A combined multi-scale/irregular algorithm for the vectorization of noisy digital contours

https://doi.org/10.1016/j.cviu.2012.07.006Get rights and content

Abstract

This paper proposes and evaluates a new method for reconstructing a polygonal representation from arbitrary digital contours that are possibly damaged or coming from the segmentation of noisy data. The method consists in two stages. In the first stage, a multi-scale analysis of the contour is conducted so as to identify noisy or damaged parts of the contour as well as the intensity of the perturbation. All the identified scales are then merged so that the input data is covered by a set of pixels whose size is increased according to the local intensity of noise. The second stage consists in transforming this set of resized pixels into an irregular isothetic object composed of an ordered set of rectangular and axis-aligned cells. Its topology is stored as a Reeb graph, which allows an easy pruning of its unnecessary spurious edges. Every remaining connected part has the topology of a circle and a polygonal representation is independently computed for each of them. Four different geometrical algorithms, including a new one, are reviewed for the latter task.

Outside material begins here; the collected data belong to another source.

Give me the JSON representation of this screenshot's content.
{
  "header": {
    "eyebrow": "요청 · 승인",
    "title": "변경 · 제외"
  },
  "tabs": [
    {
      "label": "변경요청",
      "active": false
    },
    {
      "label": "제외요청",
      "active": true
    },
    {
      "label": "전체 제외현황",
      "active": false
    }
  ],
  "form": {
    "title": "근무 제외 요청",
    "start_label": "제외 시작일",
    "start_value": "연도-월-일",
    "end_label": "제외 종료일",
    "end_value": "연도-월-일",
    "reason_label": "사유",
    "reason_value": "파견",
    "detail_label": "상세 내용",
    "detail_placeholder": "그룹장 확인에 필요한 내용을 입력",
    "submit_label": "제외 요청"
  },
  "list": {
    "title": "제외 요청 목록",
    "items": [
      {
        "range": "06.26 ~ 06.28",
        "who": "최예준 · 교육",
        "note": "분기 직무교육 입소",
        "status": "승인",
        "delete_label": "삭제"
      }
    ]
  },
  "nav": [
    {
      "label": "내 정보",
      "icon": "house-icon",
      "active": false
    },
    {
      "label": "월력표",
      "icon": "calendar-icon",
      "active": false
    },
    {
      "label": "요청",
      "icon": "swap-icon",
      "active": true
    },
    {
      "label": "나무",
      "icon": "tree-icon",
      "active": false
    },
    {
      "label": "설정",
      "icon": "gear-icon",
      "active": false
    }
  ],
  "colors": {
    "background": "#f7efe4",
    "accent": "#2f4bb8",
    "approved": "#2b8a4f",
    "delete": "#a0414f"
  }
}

These vectorization algorithms are experimentally evaluated and the whole method is also compared to previous works on both synthetic and true digital images. For fair comparisons, when possible, several error measures between the reconstruction and the ground truth are given for the different techniques.

Highlights

► We propose a novel unsupervised algorithm to vectorize digital noisy contours. ► Our system combines a multi-scale noise detector and a polygonalization algorithm. ► We can compute polygonal reconstructions that have completing theoretical properties. ► The comparison with related work shows that our proposals are very competitive. ► We also present the interest of our work for several image analysis applications.

Introduction

The vectorization (i.e. reconstruction into line segments) of digital objects obtained from segmentation, digitization or scanning processes is a very common task in many image analysis systems such as optical character recognition (OCR), license plate recognition (LPR), and sketch recognition [1], [9], [14], [36], [31], [37], [38]. The development of raster-to-vector (R2V) algorithms is in constant progress, responding to both technical and theoretical challenges [30]. Indeed, in real-life applications, digital objects are not perfect digitizations of ideal shapes but present noise, disconnections, irregularities, etc.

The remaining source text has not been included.